MEDIA ADVISORY: Telephone Town Hall: Helping NYers Age at Home & Protecting Nursing Home Residents
State Legislative Aging Committee Chairs May & Kim, “Fair Pay” Advocate to Join Interactive Event with NY AARP Members, Outline State Budget Proposals
WHAT: AARP New York hosts a live telephone town hall featuring the chairs of the state legislature’s aging committees on the need for cost-effective investments in the 2022-23 state budget to:
- Support family caregivers in helping New Yorkers age with independence and dignity in their own homes, as the vast majority want, and;
- Address substandard nursing home oversight to ensure quality care for residents.
The interactive event will provide AARP members around the state an opportunity to ask questions.

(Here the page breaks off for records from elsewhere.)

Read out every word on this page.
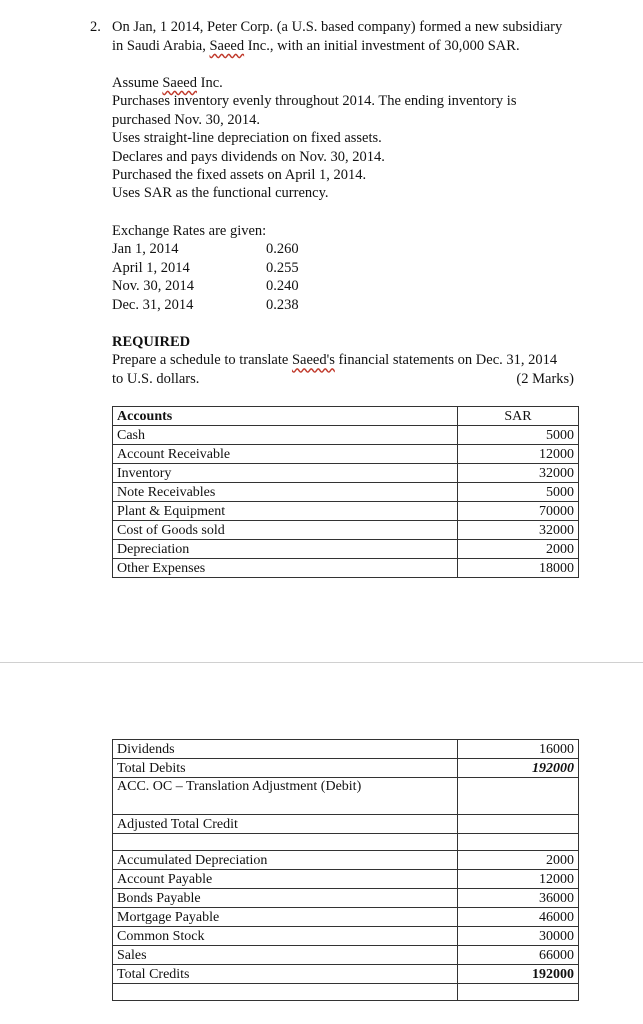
2. On Jan, 1 2014, Peter Corp. (a U.S. based company) formed a new subsidiary
in Saudi Arabia, Saeed Inc., with an initial investment of 30,000 SAR.
Assume Saeed Inc.
Purchases inventory evenly throughout 2014. The ending inventory is
purchased Nov. 30, 2014.
Uses straight-line depreciation on fixed assets.
Declares and pays dividends on Nov. 30, 2014.
Purchased the fixed assets on April 1, 2014.
Uses SAR as the functional currency.
Exchange Rates are given:
Jan 1, 2014	0.260
April 1, 2014	0.255
Nov. 30, 2014	0.240
Dec. 31, 2014	0.238
REQUIRED
Prepare a schedule to translate Saeed's financial statements on Dec. 31, 2014
to U.S. dollars.	(2 Marks)
Accounts	SAR
Cash	5000
Account Receivable	12000
Inventory	32000
Note Receivables	5000
Plant & Equipment	70000
Cost of Goods sold	32000
Depreciation	2000
Other Expenses	18000
Dividends	16000
Total Debits	192000
ACC. OC – Translation Adjustment (Debit)	
Adjusted Total Credit	

Accumulated Depreciation	2000
Account Payable	12000
Bonds Payable	36000
Mortgage Payable	46000
Common Stock	30000
Sales	66000
Total Credits	192000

WHEN: 2 p.m. – 3 p.m., Thursday, March 3, 2022
WHERE: Via call-in – listen-only – at 877-229-8493, code 18948#
WHO: NYS Senator Rachel May, Chair, NYS Senate Aging Committee
NYS Assembly Member Ron Kim, Chair, NYS Assembly Aging Committee
Ilana Berger, New York Director, Hand in Hand: the Domestic Employers Network
Kristen McManus, AARP New York Associate State Director
AARP members from across New York
WHY: The vast majority of New Yorkers want to age in their own homes, where care can be delivered much less expensively than in mostly taxpayer-funded nursing homes, as research – including a recent AARP New York survey – has shown.
For those who do live in nursing homes, oversight has been sorely lacking in New York.
The chairs of the state legislature’s Aging committees and a leading advocate for better pay for home care workers will take questions from New York AARP members and outline proposals for the state budget due April 1 to:
- Enact Fair Pay for Home Care to address New York’s worst-in-the-nation home care worker shortage;
- Increase funding for in-home services for the elderly, with thousands of qualifying New Yorkers 60 and older stuck on waiting lists in part because the worker shortage has limited delivery of services;
- Enact a tax credit for unpaid family caregivers, who spend over $7,200 a year on average out of their own pockets to care for older loved ones and help them remain in their homes, and;
- Add $20 million to hire more professional staff for New York’s woefully underfunded Long Term Care Ombudsman Program, the federally required independent nursing home watchdog.